Miss Deborah Clearwaters. Director of Education and Interpretation at the Asian Art Museum in San Francisco. Courtesy of Ruth Asawa School of the Arts.

It is the curator who develops the themes and the stories of an exhibit. The object list really drives that too. There was so much breadth in the exhibition, Out of Character, which was curated by Michael Knight, the museum’s senior curator in Chinese art at the time. You couldn’t say everything there is to say about each of those works because you don’t want to overwhelm visitors. Calligraphy has a whole pedigree of people behind it, not just the calligraphers but who their teachers were, their school, their circle of people. Then there’s the content of their writing, the author, and what it means when the calligrapher chose to rewrite a famous poem in a particular time period.

We wanted to address issues like that so we looked for opportunities to enlighten people and share aspects of the art that people may want to explore regardless of whether they could read Chinese characters. The first gallery you walk into, the Lee Gallery, introduced audiences to just the basics. On the wall we projected a video of a master calligrapher writing the different scripts: standard, semi-cursive, cursive, and seal. The goal was to get people to at least recognize, OK, I’m seeing the same thing written in different ways. Then they can compare styles by seeing the calligrapher write the same word in cursive script versus seal script, which is slow and precise.

The video shows the calligrapher’s control: When he’s writing fast, he really knows where he’s going. You could see all the planning, preparation and the training that goes into it. The video also reveals how hard it is to write calligraphy well and why it is such an art form.

Next to the video we had an iPad so that people could try their hand at writing the same word in all the different script styles.

And for a few literary works in our audio tour, we actually had the poems read in Chinese so you could follow along and hear how Chinese poetry is kind of sung. We wanted it to be a multisensory experience, not just a feast for the eyes but also to tap into the literature and the oral quality of Chinese poetry being read aloud. Visitors could also choose to hear an English translation.

Starting with Out of Character, we began doing a lot more video in our galleries and experimenting with digital media, such as having iPads in the gallery kiosks. The exhibit raised the bar for our special exhibitions. Now interactive elements are more and more part of our process. In fact, last year my title changed from director of education to director of education and interpretation. I define interpretation as the process of making the stories, the curatorial content and the art information accessible and come to life for a wide variety of visitors. It’s not just myself but other people are thinking about it too, including the exhibit designer and the curators.

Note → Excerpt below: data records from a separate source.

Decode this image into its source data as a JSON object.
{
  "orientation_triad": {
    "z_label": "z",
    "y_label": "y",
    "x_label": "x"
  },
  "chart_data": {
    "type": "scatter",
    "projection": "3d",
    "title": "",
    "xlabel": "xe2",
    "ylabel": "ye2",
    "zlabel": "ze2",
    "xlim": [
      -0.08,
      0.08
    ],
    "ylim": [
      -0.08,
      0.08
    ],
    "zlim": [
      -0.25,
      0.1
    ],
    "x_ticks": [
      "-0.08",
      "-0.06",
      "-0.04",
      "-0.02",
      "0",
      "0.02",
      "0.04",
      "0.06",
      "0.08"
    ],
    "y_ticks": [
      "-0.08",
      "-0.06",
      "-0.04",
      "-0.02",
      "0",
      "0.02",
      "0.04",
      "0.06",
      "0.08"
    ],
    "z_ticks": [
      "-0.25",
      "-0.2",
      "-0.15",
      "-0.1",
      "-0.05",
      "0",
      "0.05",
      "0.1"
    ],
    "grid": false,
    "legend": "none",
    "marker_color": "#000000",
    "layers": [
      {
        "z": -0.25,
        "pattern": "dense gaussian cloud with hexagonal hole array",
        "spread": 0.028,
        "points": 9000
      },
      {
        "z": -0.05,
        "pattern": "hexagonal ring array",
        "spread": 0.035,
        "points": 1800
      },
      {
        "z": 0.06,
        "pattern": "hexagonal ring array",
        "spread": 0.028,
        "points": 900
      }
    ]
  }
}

This exhibit was a real success story. More than 4,000 people participated in 11 different educational and public programs, including a symposium, gallery talks, interactive programming, and tours for nearly 850 students (kindergarten through high school). Also, more than 2,000 adult visitors took part in the calligraphy tours led by docents twice a day.

We wanted to push ourselves and try some new things and we felt like the topic was challenging and not so easy for most people to fully appreciate. So we wanted to take some risks. The satisfaction levels were really high. There was a lot of buzz considering it was a show of Chinese calligraphy. I think we really helped open a few more hearts to Chinese calligraphy.